Before the Stopping Starts (menopause)


Before the Stopping Starts (menopause)
PUBLISHED 3/2/2024 by Lizzie Roberts
Things will get weirder and weirder before your period stops—something every woman should know before the stopping starts.



(suteishi / Getty Images)

Maybe it was around the time your mother took up flamenco dancing. She might have cut off her hair and dyed it purple, or started dressing like Stevie Nicks. Maybe she divorced your father or came out, embarked on a serious relationship with yoga or ceramics. Whatever she was up to, it was clear something was going on. But no one was going to talk about it—at least not in public. You might have overheard a whisper: the Change. The Change sounded like one of those black-and-white horror movies. I had to make the wire coat hanger antenna touch the windowsill for Channel 50’s Creature Feature to come in. Soon a monster would appear in the doorway with yellow fangs, brittle claws and wiry hair, asking if I wanted to join her for a performance of her friend Deborah’s avant-garde marching band.

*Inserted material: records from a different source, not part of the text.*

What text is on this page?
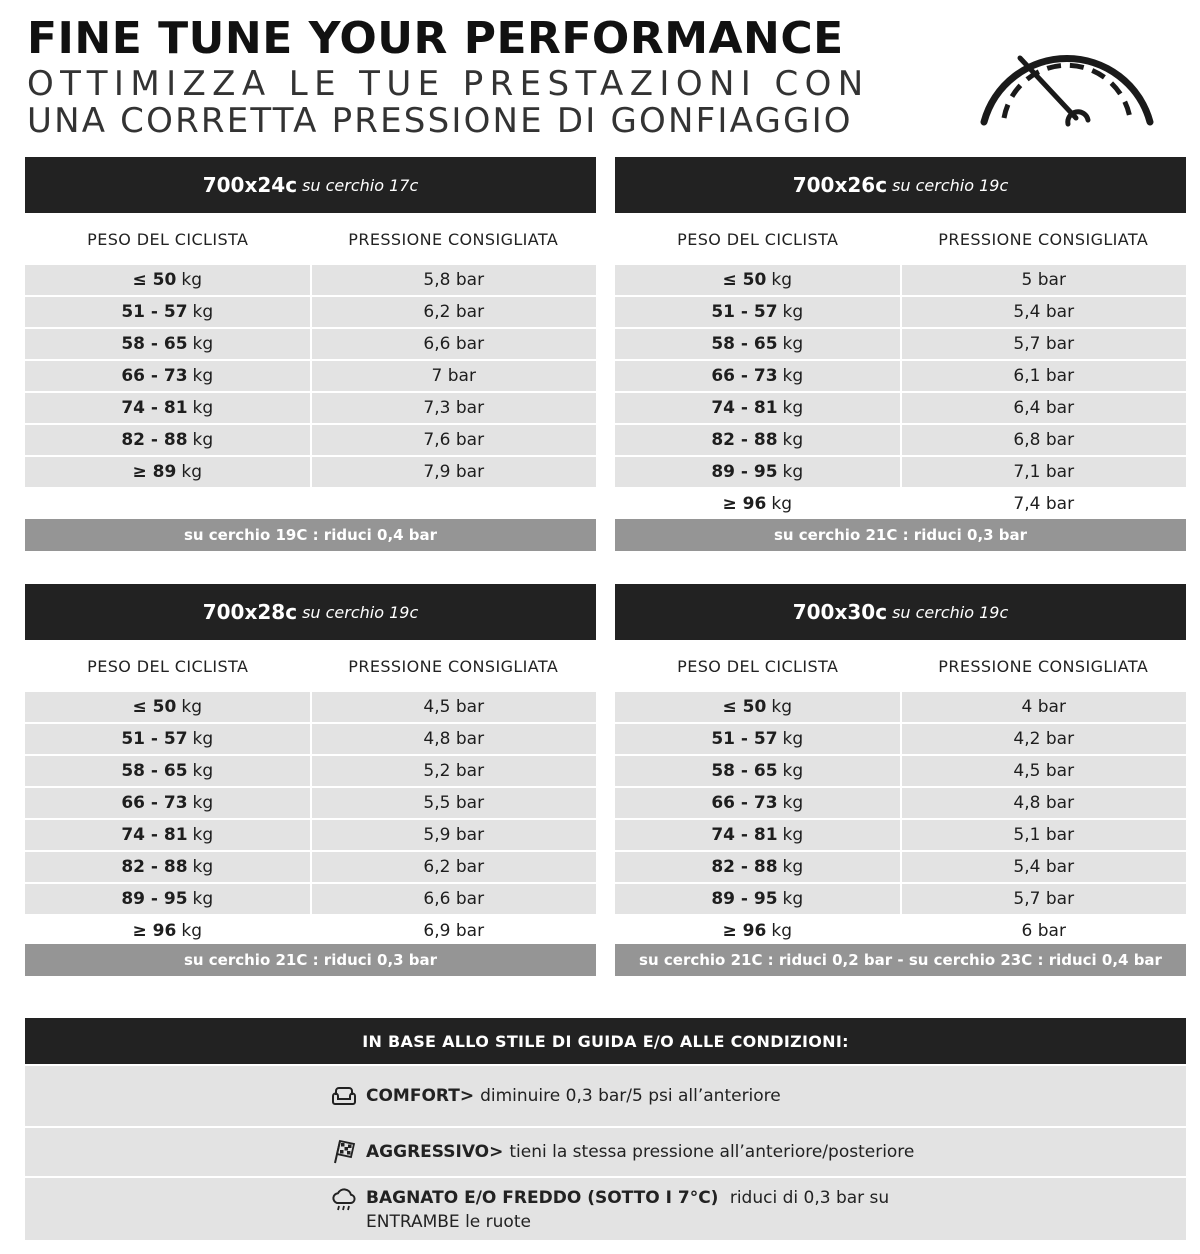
FINE TUNE YOUR PERFORMANCE
OTTIMIZZA LE TUE PRESTAZIONI CON
UNA CORRETTA PRESSIONE DI GONFIAGGIO
700x24c su cerchio 17c
PESO DEL CICLISTA	PRESSIONE CONSIGLIATA
≤ 50 kg	5,8 bar
51 - 57 kg	6,2 bar
58 - 65 kg	6,6 bar
66 - 73 kg	7 bar
74 - 81 kg	7,3 bar
82 - 88 kg	7,6 bar
≥ 89 kg	7,9 bar
su cerchio 19C : riduci 0,4 bar
700x26c su cerchio 19c
PESO DEL CICLISTA	PRESSIONE CONSIGLIATA
≤ 50 kg	5 bar
51 - 57 kg	5,4 bar
58 - 65 kg	5,7 bar
66 - 73 kg	6,1 bar
74 - 81 kg	6,4 bar
82 - 88 kg	6,8 bar
89 - 95 kg	7,1 bar
≥ 96 kg	7,4 bar
su cerchio 21C : riduci 0,3 bar
700x28c su cerchio 19c
PESO DEL CICLISTA	PRESSIONE CONSIGLIATA
≤ 50 kg	4,5 bar
51 - 57 kg	4,8 bar
58 - 65 kg	5,2 bar
66 - 73 kg	5,5 bar
74 - 81 kg	5,9 bar
82 - 88 kg	6,2 bar
89 - 95 kg	6,6 bar
≥ 96 kg	6,9 bar
su cerchio 21C : riduci 0,3 bar
700x30c su cerchio 19c
PESO DEL CICLISTA	PRESSIONE CONSIGLIATA
≤ 50 kg	4 bar
51 - 57 kg	4,2 bar
58 - 65 kg	4,5 bar
66 - 73 kg	4,8 bar
74 - 81 kg	5,1 bar
82 - 88 kg	5,4 bar
89 - 95 kg	5,7 bar
≥ 96 kg	6 bar
su cerchio 21C : riduci 0,2 bar - su cerchio 23C : riduci 0,4 bar
IN BASE ALLO STILE DI GUIDA E/O ALLE CONDIZIONI:
COMFORT> diminuire 0,3 bar/5 psi all’anteriore
AGGRESSIVO> tieni la stessa pressione all’anteriore/posteriore
BAGNATO E/O FREDDO (SOTTO I 7°C) riduci di 0,3 bar su
ENTRAMBE le ruote
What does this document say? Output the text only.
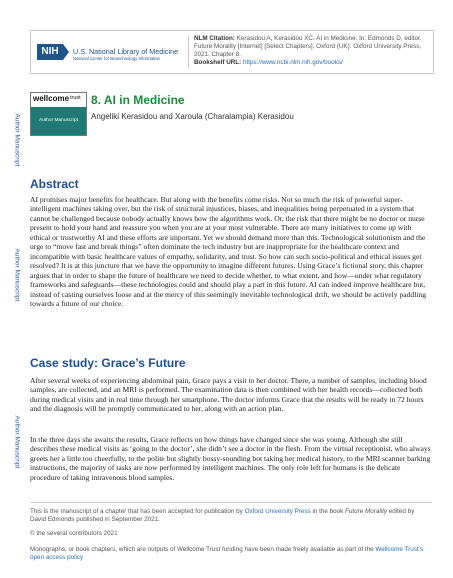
Author Manuscript
Author Manuscript
Author Manuscript
NIH	U.S. National Library of Medicine
National Center for Biotechnology Information
NLM Citation: Kerasidou A, Kerasidou XC. AI in Medicine. In: Edmonds D, editor. Future Morality [Internet] [Select Chapters]. Oxford (UK): Oxford University Press; 2021. Chapter 8.
Bookshelf URL: https://www.ncbi.nlm.nih.gov/books/
wellcome trust
Author Manuscript
8. AI in Medicine
Angeliki Kerasidou and Xaroula (Charalampia) Kerasidou
Abstract
AI promises major benefits for healthcare. But along with the benefits come risks. Not so much the risk of powerful super-intelligent machines taking over, but the risk of structural injustices, biases, and inequalities being perpetuated in a system that cannot be challenged because nobody actually knows how the algorithms work. Or, the risk that there might be no doctor or nurse present to hold your hand and reassure you when you are at your most vulnerable. There are many initiatives to come up with ethical or trustworthy AI and these efforts are important. Yet we should demand more than this. Technological solutionism and the urge to “move fast and break things” often dominate the tech industry but are inappropriate for the healthcare context and incompatible with basic healthcare values of empathy, solidarity, and trust. So how can such socio-political and ethical issues get resolved? It is at this juncture that we have the opportunity to imagine different futures. Using Grace’s fictional story, this chapter argues that in order to shape the future of healthcare we need to decide whether, to what extent, and how—under what regulatory frameworks and safeguards—these technologies could and should play a part in this future. AI can indeed improve healthcare but, instead of casting ourselves loose and at the mercy of this seemingly inevitable technological drift, we should be actively paddling towards a future of our choice.
Case study: Grace’s Future
After several weeks of experiencing abdominal pain, Grace pays a visit to her doctor. There, a number of samples, including blood samples, are collected, and an MRI is performed. The examination data is then combined with her health records—collected both during medical visits and in real time through her smartphone. The doctor informs Grace that the results will be ready in 72 hours and the diagnosis will be promptly communicated to her, along with an action plan.
In the three days she awaits the results, Grace reflects on how things have changed since she was young. Although she still describes these medical visits as ‘going to the doctor’, she didn’t see a doctor in the flesh. From the virtual receptionist, who always greets her a little too cheerfully, to the polite but slightly bossy-sounding bot taking her medical history, to the MRI scanner barking instructions, the majority of tasks are now performed by intelligent machines. The only role left for humans is the delicate procedure of taking intravenous blood samples.
This is the manuscript of a chapter that has been accepted for publication by Oxford University Press in the book Future Morality edited by David Edmonds published in September 2021.
© the several contributors 2021
Monographs, or book chapters, which are outputs of Wellcome Trust funding have been made freely available as part of the Wellcome Trust’s open access policy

My grandmother thought she was dying when she got her first period. We were watching The Thorn Birds on TV, shoulder to shoulder in bed, when she told me that she had been away at boarding school and no one had told her a thing. I knew it wasn’t fatal, but menstruation was still tinged with shame in the 1980s, when I was in middle school. Ads for ‘sanitary protection’ featured blue liquid poured from beakers. With clandestine glances, we checked one another for spots on our pants, passing tampons and pads with elaborate handshakes. We used the euphemisms “on the rag” or “time of the month.” But whatever our mothers were going through—if we had perceived it at all—was unmentionable.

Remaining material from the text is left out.